In TV shows like Big Love and the documentary Sister Wives, polygyny--the practice of a man marrying multiple women--looks like a pretty good deal for everyone. Sure, it may be challenging to orchestrate meals with so many kids, or to schedule a husband’s time evenly among his wives, who occasionally feel jealous of each other. And in the United States, where plural marriage is illegal, family members have to be careful about whom they share their polygynist identity with. But the wives on screen claim the benefits of their marriages outweigh the risks, particularly when it comes to parenting. If it takes a village to raise children, these polygynists argue, then they have an edge on mainstream society: There’s always a mom around to take care of the kids.

But who’s taking care of the moms?

Rose McDermott, the 2010-2011 Bessell Fellow at the Radcliffe Institute and a professor of political science at Brown, has spent the last decade accumulating data and stories from across the globe bearing on this and other questions about polygyny, and has found evidence to contradict such rosy views. Her research shows the practice is often linked to higher maternal mortality, lower life expectancy, sex trafficking, and increased domestic violence. In addition, she says the phenomenon is tied to a propensity for violence between nations.

She started her research after a 2001 conversation with Moore professor of biological anthropology Richard Wrangham, who asked her to test the idea that the male control over women that exists in many countries rests on practices like polygyny. “I thought it would be easy,” she says. “But it turned out the data were almost impossible to obtain, particularly for poor regions of the globe.” In 2002, she joined the WomanStats Project, a collaboration of researchers from several American and British universities who study gender inequality. (The project database, available at http://womanstats.org, now includes nearly 70,000 data points from 172 countries for more than 260 variables related to women’s security.)

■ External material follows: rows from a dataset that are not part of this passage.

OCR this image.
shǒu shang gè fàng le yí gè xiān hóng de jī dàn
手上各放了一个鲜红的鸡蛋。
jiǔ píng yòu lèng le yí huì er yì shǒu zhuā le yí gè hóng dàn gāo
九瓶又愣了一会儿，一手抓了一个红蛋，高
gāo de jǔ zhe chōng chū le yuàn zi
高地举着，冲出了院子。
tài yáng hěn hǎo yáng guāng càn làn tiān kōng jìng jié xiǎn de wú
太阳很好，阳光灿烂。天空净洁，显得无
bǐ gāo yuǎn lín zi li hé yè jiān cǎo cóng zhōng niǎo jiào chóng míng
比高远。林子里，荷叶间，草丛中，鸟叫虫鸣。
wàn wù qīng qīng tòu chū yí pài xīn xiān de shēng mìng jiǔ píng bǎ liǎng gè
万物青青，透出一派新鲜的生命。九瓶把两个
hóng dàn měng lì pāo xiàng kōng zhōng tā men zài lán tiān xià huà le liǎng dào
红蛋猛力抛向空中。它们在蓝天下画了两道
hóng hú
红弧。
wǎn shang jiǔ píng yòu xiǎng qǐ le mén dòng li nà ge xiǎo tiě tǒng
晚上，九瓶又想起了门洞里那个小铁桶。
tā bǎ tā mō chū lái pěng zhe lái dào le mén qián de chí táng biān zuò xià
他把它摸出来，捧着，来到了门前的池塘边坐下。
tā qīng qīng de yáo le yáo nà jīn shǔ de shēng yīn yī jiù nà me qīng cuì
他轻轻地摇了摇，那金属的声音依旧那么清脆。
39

McDermott devised a five-point scale that weighs law and practice pertaining to polygyny in a given country: zero means the practice is illegal and extremely rare, 4 that it is common and legal under customary/religious law, with more than 25 percent of women in polygynous marriages. The data used to code each country come from hundreds of sources, both statistical and qualitative. Analyzing her scale against other variables in the WomanStats database, McDermott found relationships between polygyny and a wide range of outcomes, including health problems for women and children, female genital mutilation, and lower rates of education among children. Polygynists, she says, “are investing less in the children they have” than parents in monogamous relationships.

Anecdotal evidence bears out the fact that polygynist communities don’t always take care of their own, she explains. “One of the problems with polygyny is that it leaves out too many boys.” Members of Fundamentalist Church of Jesus Christ of Latter Day Saints polygynist enclaves in rural Utah and Arizona, for example, sometimes toss boys out once they reach puberty because there simply aren’t enough wives to go around. The outcasts from these largely agrarian communities often end up on the street, poor and unskilled. “They’re a high-risk group,” says McDermott, noting that young, unmarried men are more prone, statistically, to committing violent acts.

She has found that many countries with high rates of polygyny, including Afghanistan, Barbados, and Nigeria, also have large numbers of young people. This can mean many young men won’t find a spouse, and “these societies have to do something with these men,” she says. Governments may encourage them to join monasteries--or to become guns for hire, and thus contribute to an increase in interstate conflict.

McDermott says banning polygyny outright is the most efficient way for countries to address the negative consequences of the practice, but admits that doing so could drive groups into hiding. Another approach--increasing literacy among women--is important, she says, but insufficient. She notes that South Africa has taken a different tack: amending its laws to protect women in plural marriages by giving them rights to property and child custody. Such changes won’t prevent polygyny, she says, but could help a woman leave her marriage if she wants to. Her goals for her own work, which she plans to publish later this year, are modest. She hopes other researchers will use the WomanStats database to explore other issues related to women and children. And, she says, she wants to “highlight some of the more subtle sources of violence against women.”